REEDICIÓN (edición: 13/05/2014)
Mi hermano el sexto es el guapo oficial de los siete. Se casó con una guapa y tuvieron tres guapicos varones. Dicho así puede sonar a retintín, pero nada más lejos de la realidad. No es la belleza la característica más destacada de ninguno de los cinco. Simplemente estaba presumiendo de hermano, de cuñada y de sobrinos guapos.
Guillermo es el primero de los tres hijos. Plenamente consciente de la importancia que tiene el mayor en la educación de los hermanos más pequeños, siempre ha asumido su papel con una responsabilidad encomiable. No los deja vivir desde que abren los ojos al despertarse hasta que los cierran para dormirse. Les toma el pelo, se les ríe, les arrea, les insulta... Lo que se dice un chollo para unos padres que se han encontrado con el trabajo hecho. Apenas han tenido que dedicar tiempo para imbuir a sus dos hijos menores que a este mundo se ha venido a luchar.
Quizá resulte una obviedad si digo que pocas veces he visto que alguien quiera tanto a sus hermanos como Guille a los suyos. Una cosa es que él los putee con el derecho —incluso la obligación— que le confiere su condición de mayor y otra muy distinta que nadie ose meterse con ellos, si no quiere vérselas tiesas con él.

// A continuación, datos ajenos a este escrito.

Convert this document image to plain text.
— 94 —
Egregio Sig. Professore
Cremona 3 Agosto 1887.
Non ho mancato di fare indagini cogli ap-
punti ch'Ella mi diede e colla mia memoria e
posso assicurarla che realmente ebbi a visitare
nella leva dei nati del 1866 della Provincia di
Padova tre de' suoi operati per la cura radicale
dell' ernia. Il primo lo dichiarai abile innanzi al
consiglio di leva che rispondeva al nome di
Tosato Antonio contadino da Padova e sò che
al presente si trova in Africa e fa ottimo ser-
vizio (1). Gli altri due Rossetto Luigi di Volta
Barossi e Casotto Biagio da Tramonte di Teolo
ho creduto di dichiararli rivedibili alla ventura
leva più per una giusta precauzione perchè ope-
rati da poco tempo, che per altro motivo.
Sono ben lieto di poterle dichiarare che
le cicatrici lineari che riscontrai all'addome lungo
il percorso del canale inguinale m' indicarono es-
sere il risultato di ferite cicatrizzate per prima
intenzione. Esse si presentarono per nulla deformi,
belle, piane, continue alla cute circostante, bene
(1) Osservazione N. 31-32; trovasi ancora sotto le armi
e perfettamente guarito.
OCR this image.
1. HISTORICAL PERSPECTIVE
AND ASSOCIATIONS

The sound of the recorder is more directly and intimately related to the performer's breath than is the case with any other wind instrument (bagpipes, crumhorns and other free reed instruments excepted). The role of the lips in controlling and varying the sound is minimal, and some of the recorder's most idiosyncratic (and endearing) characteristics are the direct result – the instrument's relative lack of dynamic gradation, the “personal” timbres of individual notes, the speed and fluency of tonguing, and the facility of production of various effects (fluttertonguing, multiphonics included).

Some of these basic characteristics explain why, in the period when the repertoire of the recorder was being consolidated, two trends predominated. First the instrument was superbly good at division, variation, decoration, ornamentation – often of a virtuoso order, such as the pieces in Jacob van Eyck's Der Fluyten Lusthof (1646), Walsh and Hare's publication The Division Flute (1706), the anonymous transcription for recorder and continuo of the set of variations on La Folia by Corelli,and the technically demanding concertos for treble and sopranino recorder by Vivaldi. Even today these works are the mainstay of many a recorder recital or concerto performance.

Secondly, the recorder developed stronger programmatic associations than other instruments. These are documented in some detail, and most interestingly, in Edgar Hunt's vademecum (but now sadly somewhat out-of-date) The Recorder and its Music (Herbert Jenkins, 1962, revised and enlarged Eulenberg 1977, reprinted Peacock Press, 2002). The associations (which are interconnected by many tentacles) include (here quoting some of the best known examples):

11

Hubo dos cosas que me llamaron la atención desde su más tierna infancia: su agudeza y sus facultades físicas. Son muchos los recuerdos. Tendría dos años recién cumplidos aquellas Navidades en las que su abuelo materno, con toda la ilusión, se disfrazó de Papá Noel para darle unos juguetes:
—¿Has visto a Papá Noel, hijo mío?
—Sí, belo (abuelo) —respondió el cabrón del crío.
Sobre sus facultades físicas y coordinación de movimientos, nunca olvidaré su imagen encima de aquél triciclo. La primera vez que lo vi estuve al borde del infarto. Como todavía no llegaba a darle a los pedales, se impulsaba con las puntas de los pies en el suelo y cogía una velocidad increíble. Cuando me di cuenta de que se acercaba a la pared de enfrente sin tiempo para frenar, me levanté sobresaltado a recoger lo que quedara de él al estamparse contra ella. Con un golpe de cadera giró noventa grados y enfiló el siguiente tramo del pasillo como si tal cosa. Mi hermano, que estaba acostumbrado a verlo, se descojonaba de mi cara de susto.
Es una lástima que se haya echado novia tan joven. Y no porque la chica no merezca la pena —que es un encanto—, sino por lo que podría ligar. Con su palmito, esa mano izquierda que tan bien maneja y su cara de pena, podría ser el rey del mambo. Los hombres con cara de pena despiertan mucha ternura en las mujeres. Que se lo digan a su abuela —mi madre—, que está todo el día desviviéndose en darle caprichos para ver si se la alegra.
Ese es Guille. Para mí El Súper. Le llamo así con frecuencia desde niño. Desde que le cantara "Superguilly, Superguilly" al ritmo de campeones y él me respondiera, con su lengua todavía de trapo, "Oe, oe, oe".